If Snyder had simply given his characters these quirks, they probably would have been a nuisance for readers to trudge through. Each of these flaws, however, played an integral part in how the story moved, and they made the story unique.

I rarely map a story out before I start writing. I have a rough idea of my opening, two plot points and climax, but I usually let the characters and their flaws take it from there.

When you strip Long Road down to its basic theme, it's nothing special. But Heather's character flaws -- especially her refusal to believe in something beyond life as we know it -- make the story different from other stories out there.
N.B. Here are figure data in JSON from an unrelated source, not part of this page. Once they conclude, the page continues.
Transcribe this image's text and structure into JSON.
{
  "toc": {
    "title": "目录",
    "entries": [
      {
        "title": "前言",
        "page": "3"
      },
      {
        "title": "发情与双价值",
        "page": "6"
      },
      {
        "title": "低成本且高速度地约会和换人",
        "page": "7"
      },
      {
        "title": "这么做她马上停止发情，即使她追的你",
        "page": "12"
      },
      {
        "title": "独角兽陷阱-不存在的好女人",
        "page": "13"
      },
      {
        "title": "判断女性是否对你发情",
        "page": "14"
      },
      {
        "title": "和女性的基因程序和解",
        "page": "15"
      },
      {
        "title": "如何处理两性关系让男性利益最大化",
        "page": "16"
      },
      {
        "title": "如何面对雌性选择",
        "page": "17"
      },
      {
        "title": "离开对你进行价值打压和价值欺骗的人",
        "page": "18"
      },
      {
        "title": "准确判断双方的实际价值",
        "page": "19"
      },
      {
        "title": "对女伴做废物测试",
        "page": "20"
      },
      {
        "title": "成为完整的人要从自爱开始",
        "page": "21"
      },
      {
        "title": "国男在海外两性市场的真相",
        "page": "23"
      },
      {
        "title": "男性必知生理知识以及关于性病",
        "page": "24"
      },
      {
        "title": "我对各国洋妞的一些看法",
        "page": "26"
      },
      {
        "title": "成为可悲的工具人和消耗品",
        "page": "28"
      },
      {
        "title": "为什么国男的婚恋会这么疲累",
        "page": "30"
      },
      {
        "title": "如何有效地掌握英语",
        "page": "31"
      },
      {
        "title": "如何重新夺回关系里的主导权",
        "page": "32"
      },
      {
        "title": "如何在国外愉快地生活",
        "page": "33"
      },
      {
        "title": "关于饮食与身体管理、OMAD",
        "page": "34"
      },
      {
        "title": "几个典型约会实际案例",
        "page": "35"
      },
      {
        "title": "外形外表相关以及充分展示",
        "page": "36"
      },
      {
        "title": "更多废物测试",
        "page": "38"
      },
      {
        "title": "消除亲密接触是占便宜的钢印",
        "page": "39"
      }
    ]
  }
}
Now, head over the Christine's place and read her response.


Kate Karyus Quinn said...

Unique characters are so important - I totally agree! I also like your point that character quirks can't just be there to make the characters different, but need to have some kind of connection to the story.

Great post!

ElanaJ said...

This is it! This is how you make each story unique! Great post. If only I could figure out how to make each one of them different enough. Thanks!

Rosslyn said...

Yes, these are great points! Thanks, Kat.

Anonymous said...

WOW - You and I are are so alike...wait 'til you read my post tomorrow!!! And I totally agree...unique characters really make a huge difference!

Sandra said...

Great examples of unique characters! I agree that characters make a story unique.

Carolyn Kaufman said...

Hmm, interesting points. I'm so glad I asked these questions, I am learnin' stuff! Your talk of characters reminds me of Terry Bisson's work. (Love Terry Bisson.)

Annie Louden said...

I love what you said about how writers need to be experts at playing devil's advocate. I bet if I keep that in mind while I'm writing, my characters will stand up for themselves and become unique.